Specificity improvement of a recombinant anti-testosterone Fab fragment by CDRIII mutagenesis and phage display selection.

The monoclonal antibodies so far developed by hybridoma technology have not had high enough specificity or affinity to distinguish the closely related steroid hormones in routine clinical assays. We have employed random mutagenesis and phage display approaches to improve the specificity of one anti-testosterone monoclonal antibody (3-C4F5). The affinity of the antibody is 0.3 x 10(9) M(-1) and the cross-reactivities with most of the related steroids are low. However, the antibody cross-reacts about 1% with dehydroepiandrosterone sulfate (DHEAS) and owing to the high DHEAS serum concentration this is about 1000-fold too high for clinical immunoassays.
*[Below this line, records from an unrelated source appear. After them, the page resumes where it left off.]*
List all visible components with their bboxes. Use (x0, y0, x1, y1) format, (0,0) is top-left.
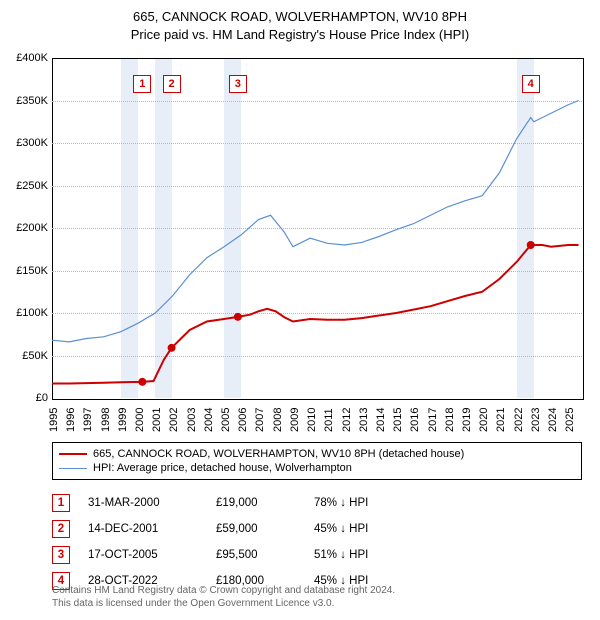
x-tick-label: 1998 (100, 408, 112, 432)
sale-hpi: 51% ↓ HPI (314, 549, 404, 561)
legend-swatch-property (59, 453, 87, 455)
legend-swatch-hpi (59, 468, 87, 469)
y-tick-label: £300K (0, 137, 48, 149)
x-tick-label: 1999 (117, 408, 129, 432)
y-tick-label: £200K (0, 222, 48, 234)
x-tick-label: 2008 (272, 408, 284, 432)
x-tick-label: 2021 (495, 408, 507, 432)
x-tick-label: 2016 (409, 408, 421, 432)
x-tick-label: 2012 (341, 408, 353, 432)
x-tick-label: 2020 (478, 408, 490, 432)
x-tick-label: 2005 (220, 408, 232, 432)
x-tick-label: 2010 (306, 408, 318, 432)
y-tick-label: £0 (0, 392, 48, 404)
x-tick-label: 2004 (203, 408, 215, 432)
x-tick-label: 2011 (323, 408, 335, 432)
x-tick-label: 2022 (513, 408, 525, 432)
footer: Contains HM Land Registry data © Crown c… (52, 584, 395, 610)
x-tick-label: 2019 (461, 408, 473, 432)
sale-marker-1: 1 (133, 75, 151, 93)
sales-table: 1 31-MAR-2000 £19,000 78% ↓ HPI 2 14-DEC-2001… (52, 490, 582, 594)
x-tick-label: 1995 (48, 408, 60, 432)
legend-label-hpi: HPI: Average price, detached house, Wolv… (93, 462, 352, 474)
sale-hpi: 78% ↓ HPI (314, 497, 404, 509)
sale-date: 31-MAR-2000 (88, 497, 198, 509)
sale-price: £59,000 (216, 523, 296, 535)
x-tick-label: 1997 (82, 408, 94, 432)
title-line1: 665, CANNOCK ROAD, WOLVERHAMPTON, WV10 8… (0, 8, 600, 26)
x-tick-label: 1996 (65, 408, 77, 432)
sale-marker-2: 2 (163, 75, 181, 93)
plot-area (52, 58, 584, 400)
x-tick-label: 2002 (168, 408, 180, 432)
title-block: 665, CANNOCK ROAD, WOLVERHAMPTON, WV10 8… (0, 0, 600, 44)
y-tick-label: £50K (0, 350, 48, 362)
x-tick-label: 2023 (530, 408, 542, 432)
x-tick-label: 2003 (186, 408, 198, 432)
x-tick-label: 2009 (289, 408, 301, 432)
x-tick-label: 2025 (564, 408, 576, 432)
y-tick-label: £400K (0, 52, 48, 64)
sales-row: 1 31-MAR-2000 £19,000 78% ↓ HPI (52, 490, 582, 516)
sale-marker-3: 3 (229, 75, 247, 93)
y-tick-label: £250K (0, 180, 48, 192)
x-tick-label: 2017 (427, 408, 439, 432)
legend-label-property: 665, CANNOCK ROAD, WOLVERHAMPTON, WV10 8… (93, 448, 464, 460)
legend-row-property: 665, CANNOCK ROAD, WOLVERHAMPTON, WV10 8… (59, 447, 575, 461)
sale-hpi: 45% ↓ HPI (314, 523, 404, 535)
sale-marker-4: 4 (522, 75, 540, 93)
sale-index: 2 (52, 520, 70, 538)
footer-line2: This data is licensed under the Open Gov… (52, 597, 395, 610)
sale-date: 17-OCT-2005 (88, 549, 198, 561)
x-tick-label: 2006 (237, 408, 249, 432)
legend-row-hpi: HPI: Average price, detached house, Wolv… (59, 461, 575, 475)
y-tick-label: £100K (0, 307, 48, 319)
sale-price: £19,000 (216, 497, 296, 509)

The complementarity-determining regions (CDRs) of the heavy and light chains, which were predicted by molecular modelling to be in close contact with the testosterone (TES) ligand, were randomized and mutant Fab libraries were cloned into a phagemid vector. Binders were selected by a competitive panning procedure. By combining the identified light and heavy chain CDRIII mutations the TES affinity was preserved at the wild-type level but DHEAS cross-reactivity was decreased to 0.03%. An important finding was that by the competitive panning procedure the overall binding specificity of the 3-C4F5 antibody was refined, since the cross-reactivities to related steroids were also significantly decreased in the combined mutant.